5.2. Hepatitis Viruses

Gene editing of target cells to confer viral resistance has been applied also to generate hepatocytes resistant to HCV [77]. Transplantation of hepatocytes resistant to HCV could be used as a potential life-saving therapy in HCV-positive liver transplant recipients, who experience a high risk of reinfection. To provide a proof-of-concept of the possibility to generate HCV-resistant differentiated human hepatocytes, cells at the pluripotency stage were transduced with lentiviral vectors carrying shRNAs directed at cyclophilin A and PI4KIIIa, which are important cofactors for HCV replication [109]. These cells were then differentiated into hepatocytes and infected with wild type HCV. In these cells, levels of viral replication were undetectable, like in mock infected control cells. This is an interesting therapeutic approach for an RNA virus characterized by high mutation and turnover rates, for which inhibiting a cellular rather than a viral target may offer the advantage of a higher genetic barrier to development of resistance.
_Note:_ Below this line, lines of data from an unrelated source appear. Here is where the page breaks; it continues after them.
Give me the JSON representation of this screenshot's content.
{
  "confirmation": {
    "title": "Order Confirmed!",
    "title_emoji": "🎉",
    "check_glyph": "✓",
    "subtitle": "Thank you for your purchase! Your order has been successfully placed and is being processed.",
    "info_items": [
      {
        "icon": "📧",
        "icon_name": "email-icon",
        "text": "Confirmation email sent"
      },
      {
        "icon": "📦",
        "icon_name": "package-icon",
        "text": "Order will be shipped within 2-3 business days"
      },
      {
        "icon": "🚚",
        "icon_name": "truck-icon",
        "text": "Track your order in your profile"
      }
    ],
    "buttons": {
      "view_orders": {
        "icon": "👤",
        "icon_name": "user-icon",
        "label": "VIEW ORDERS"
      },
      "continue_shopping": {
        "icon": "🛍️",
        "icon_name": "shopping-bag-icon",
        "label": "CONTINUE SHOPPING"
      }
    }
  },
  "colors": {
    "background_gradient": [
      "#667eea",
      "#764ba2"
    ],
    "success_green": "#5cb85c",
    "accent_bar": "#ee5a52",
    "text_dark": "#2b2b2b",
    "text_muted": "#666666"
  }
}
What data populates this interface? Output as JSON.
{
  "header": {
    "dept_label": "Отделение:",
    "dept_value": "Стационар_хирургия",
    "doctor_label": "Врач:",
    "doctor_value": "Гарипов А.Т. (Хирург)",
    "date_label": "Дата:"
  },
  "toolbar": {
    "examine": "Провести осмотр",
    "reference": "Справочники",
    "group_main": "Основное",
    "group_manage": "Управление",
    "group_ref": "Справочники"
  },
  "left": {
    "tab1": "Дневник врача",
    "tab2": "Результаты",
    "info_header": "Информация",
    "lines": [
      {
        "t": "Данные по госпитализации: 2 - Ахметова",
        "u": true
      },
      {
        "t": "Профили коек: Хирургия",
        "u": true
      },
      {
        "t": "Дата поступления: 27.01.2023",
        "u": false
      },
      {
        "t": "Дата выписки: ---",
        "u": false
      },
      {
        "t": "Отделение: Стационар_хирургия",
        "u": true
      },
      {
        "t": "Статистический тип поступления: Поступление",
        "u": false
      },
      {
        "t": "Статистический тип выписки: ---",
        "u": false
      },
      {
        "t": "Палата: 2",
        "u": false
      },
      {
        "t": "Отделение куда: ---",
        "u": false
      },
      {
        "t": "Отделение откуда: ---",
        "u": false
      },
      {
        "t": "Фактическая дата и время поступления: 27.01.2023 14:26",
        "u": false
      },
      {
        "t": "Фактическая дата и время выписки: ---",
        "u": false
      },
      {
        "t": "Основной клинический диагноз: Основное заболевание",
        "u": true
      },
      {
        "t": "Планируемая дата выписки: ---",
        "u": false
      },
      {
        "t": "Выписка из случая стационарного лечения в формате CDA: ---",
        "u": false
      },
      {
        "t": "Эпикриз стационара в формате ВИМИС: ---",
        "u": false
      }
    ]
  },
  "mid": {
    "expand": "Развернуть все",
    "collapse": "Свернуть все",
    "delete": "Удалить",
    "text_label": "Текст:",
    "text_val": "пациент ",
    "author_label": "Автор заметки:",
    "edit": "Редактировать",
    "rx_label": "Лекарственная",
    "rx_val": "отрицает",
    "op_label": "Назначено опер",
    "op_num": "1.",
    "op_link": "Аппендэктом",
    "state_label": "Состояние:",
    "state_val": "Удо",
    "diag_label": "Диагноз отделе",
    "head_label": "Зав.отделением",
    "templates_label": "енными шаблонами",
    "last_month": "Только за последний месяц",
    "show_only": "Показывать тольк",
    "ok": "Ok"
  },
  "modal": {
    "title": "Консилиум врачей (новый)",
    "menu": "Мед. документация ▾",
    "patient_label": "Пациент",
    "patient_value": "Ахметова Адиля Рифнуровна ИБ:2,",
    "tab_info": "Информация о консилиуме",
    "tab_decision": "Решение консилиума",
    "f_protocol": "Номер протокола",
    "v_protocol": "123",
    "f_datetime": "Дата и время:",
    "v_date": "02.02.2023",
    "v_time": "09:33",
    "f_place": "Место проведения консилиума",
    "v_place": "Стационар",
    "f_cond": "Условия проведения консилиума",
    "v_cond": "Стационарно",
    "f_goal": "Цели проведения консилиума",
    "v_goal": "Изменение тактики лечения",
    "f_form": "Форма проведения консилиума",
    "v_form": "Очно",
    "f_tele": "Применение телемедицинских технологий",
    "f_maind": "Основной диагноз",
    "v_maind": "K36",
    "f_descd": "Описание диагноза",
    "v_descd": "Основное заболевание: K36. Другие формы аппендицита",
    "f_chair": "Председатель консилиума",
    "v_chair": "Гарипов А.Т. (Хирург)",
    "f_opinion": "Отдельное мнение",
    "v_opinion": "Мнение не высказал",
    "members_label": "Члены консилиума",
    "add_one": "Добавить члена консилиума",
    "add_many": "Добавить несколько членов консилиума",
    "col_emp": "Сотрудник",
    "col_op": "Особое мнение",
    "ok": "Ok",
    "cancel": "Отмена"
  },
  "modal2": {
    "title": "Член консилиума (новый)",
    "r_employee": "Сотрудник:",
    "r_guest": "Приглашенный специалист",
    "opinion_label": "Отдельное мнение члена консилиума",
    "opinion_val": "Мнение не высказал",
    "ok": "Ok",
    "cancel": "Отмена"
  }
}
For HBV therapy, gene editing was targeted to the viral genome. In particular, the CRISPR/Cas9 system was used to target the surface antigen (HBsAg)-encoding region of HBV and tested in human hepatoma cell lines and transgenic mice carrying the HBV genome and expressing HBsAg in serum [110]. A significant reduction of HBsAg levels was observed in cell culture supernatant in vitro and in mouse serum in vivo, HBsAg-positive cells were eliminated in liver tissue, and mutations in HBV genome were demonstrated [110]. In this study, no iPSC-derived systems were used. However, besides its in vivo use, this therapeutic strategy could be easily applied to generate ex vivo patient-specific cells resistant to HBV infection.

6. Conclusions

In this review article, we presented and discussed applications of the iPSC technology to develop in vitro models of human viral infections. Although the studies reported in the literature are very few in comparison with the numerous applications for other inherited and degenerative diseases, the results achieved in virology are remarkable and suggest that iPSC technology could be very useful for many other applications in the modeling of virus–human cell interactions, in the study of patient-specific viral disease outcome and response to antiviral therapies, and as platforms for the development of new antiviral strategies.